John Stevens: Clegg should back an 'In or Out' referendum and finally resolve Britain's EU question
John Stevens is a former Conservative Member of European Parliament who stood at the last general election as an independent candidate, against John Bercow.
My marginal political activity has nevertheless been sufficient for the mainstream experience that one’s friends are invariably a great deal more trouble than one’s enemies. This is one reason I am so glad, occasionally, to be permitted to post on this site. Nothing, however, had quite prepared me for the Deputy Prime Minister’s article on Europe in yesterday’s Observer. In what is, of course, a hotly contested field, he has tested, yet further, the envelope of evasion.
He states:
“So far the debate has been dominated by two extremes. On the one hand there are some who see an opportunity for a more centralised EU, built around a tighter, quasi-federalist core. On the other are those who imagine a chance for the UK to draw away the union. They relish the prospect of a unilateral raid on Brussels’ powers. The irony is that both options require treaty change: Europhiles and Europhobes are asking for the same thing. As always, neither extreme of the argument is right. Both would have the UK give up our place at the European top table, sacrificing the influence essential for our prosperity.”
Despite the tell-tale phrases signifying New Labour-style triangulation, this is astonishingly opaque. Is he saying that now he and his Party have abandoned any ambition for Britain to join the euro, everyone should shut up and accept the status quo? Leaving aside his confusion between federalism and centralisation (which might explain the Liberal Democrats' polling in Scotland), surely he must see that, given what is happening in the eurozone, the only way of being “at the European top table” would be for Britain to be in the Monetary Union?
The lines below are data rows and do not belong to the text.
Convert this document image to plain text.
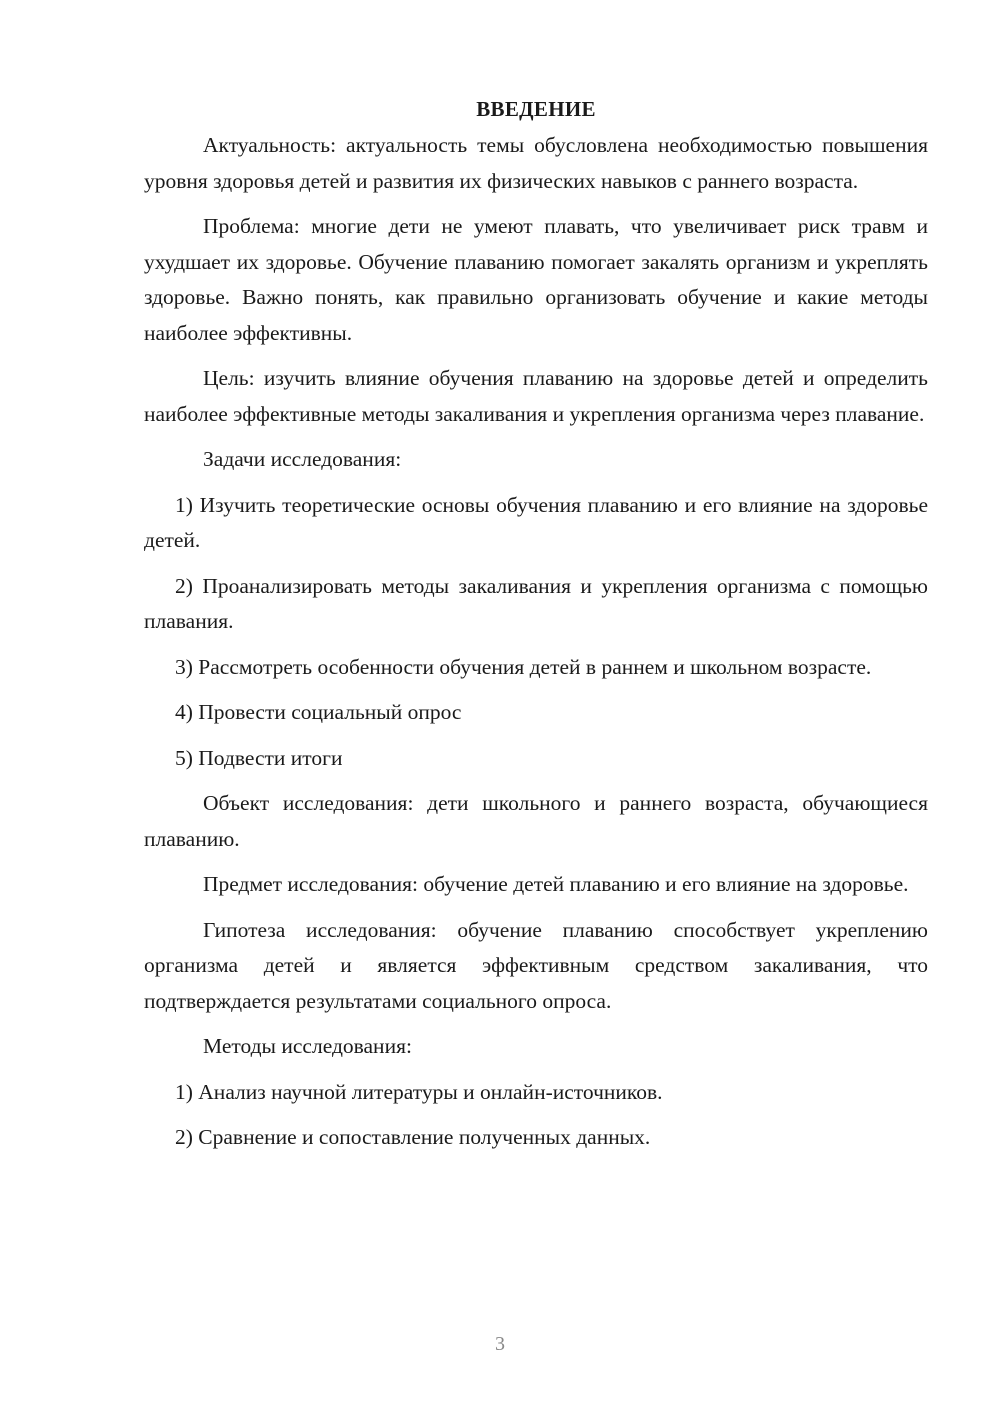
ВВЕДЕНИЕ
Актуальность: актуальность темы обусловлена необходимостью повышения уровня здоровья детей и развития их физических навыков с раннего возраста.
Проблема: многие дети не умеют плавать, что увеличивает риск травм и ухудшает их здоровье. Обучение плаванию помогает закалять организм и укреплять здоровье. Важно понять, как правильно организовать обучение и какие методы наиболее эффективны.
Цель: изучить влияние обучения плаванию на здоровье детей и определить наиболее эффективные методы закаливания и укрепления организма через плавание.
Задачи исследования:
1) Изучить теоретические основы обучения плаванию и его влияние на здоровье детей.
2) Проанализировать методы закаливания и укрепления организма с помощью плавания.
3) Рассмотреть особенности обучения детей в раннем и школьном возрасте.
4) Провести социальный опрос
5) Подвести итоги
Объект исследования: дети школьного и раннего возраста, обучающиеся плаванию.
Предмет исследования: обучение детей плаванию и его влияние на здоровье.
Гипотеза исследования: обучение плаванию способствует укреплению организма детей и является эффективным средством закаливания, что подтверждается результатами социального опроса.
Методы исследования:
1) Анализ научной литературы и онлайн-источников.
2) Сравнение и сопоставление полученных данных.
3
How, for instance, will Britain, as he says, “push with all its might to deepen the Single Market” if we are retaining, indefinitely, our right to impose, in effect, a tariff against our core partners through devaluation? What will we do when the “fast diminishing” “smaller club” of non-euro states leaves us as its only member?
The Coalition’s protestations will not re-assure the markets, nor our partners, of Britain’s place in Europe. They merely prolong the period in which our national policy is enveloped in uncertainty and characterised by weakness. It is increasingly recognised in Berlin and Paris that the Prime Minister and his Deputy are determined, by default, to allow Britain to drift, towards ill-defined, semi-detached, dependent status in which our relationship with the EU would be virtually indistinguishable from non-members such as Norway or Switzerland. Why should they, therefore, bother to engage in any serious negotiations with us, upon our vital interests? This sorry state of affairs is already leading, for example, to a catastrophic loss of influence over the measures, linked to the stabilisation of the eurozone, for the regulation, taxation and location of financial services: of mortal interest to the City of London.
If Mr Clegg were true to his previously stated convictions, he would put his weight behind those calling now for an IN or OUT referendum on Britain’s EU membership in this Parliament. He would force Mr Cameron and all those Conservatives who do not favour leaving the Union, and, above all, the significant economic pro-European interests in the country, to join him in the IN campaign, and to make the case for our being whole-hearted Europeans, which they have all hitherto so signally failed to do over so many years. What has he to lose? And what has Mr Cameron to lose? For the Prime Minister must know that nothing less will resolve the deep division which now runs through his Party. That, indeed, would be his “Clause Four Moment”, without which his own power, and more important the power of this Nation, will inexorably drain away.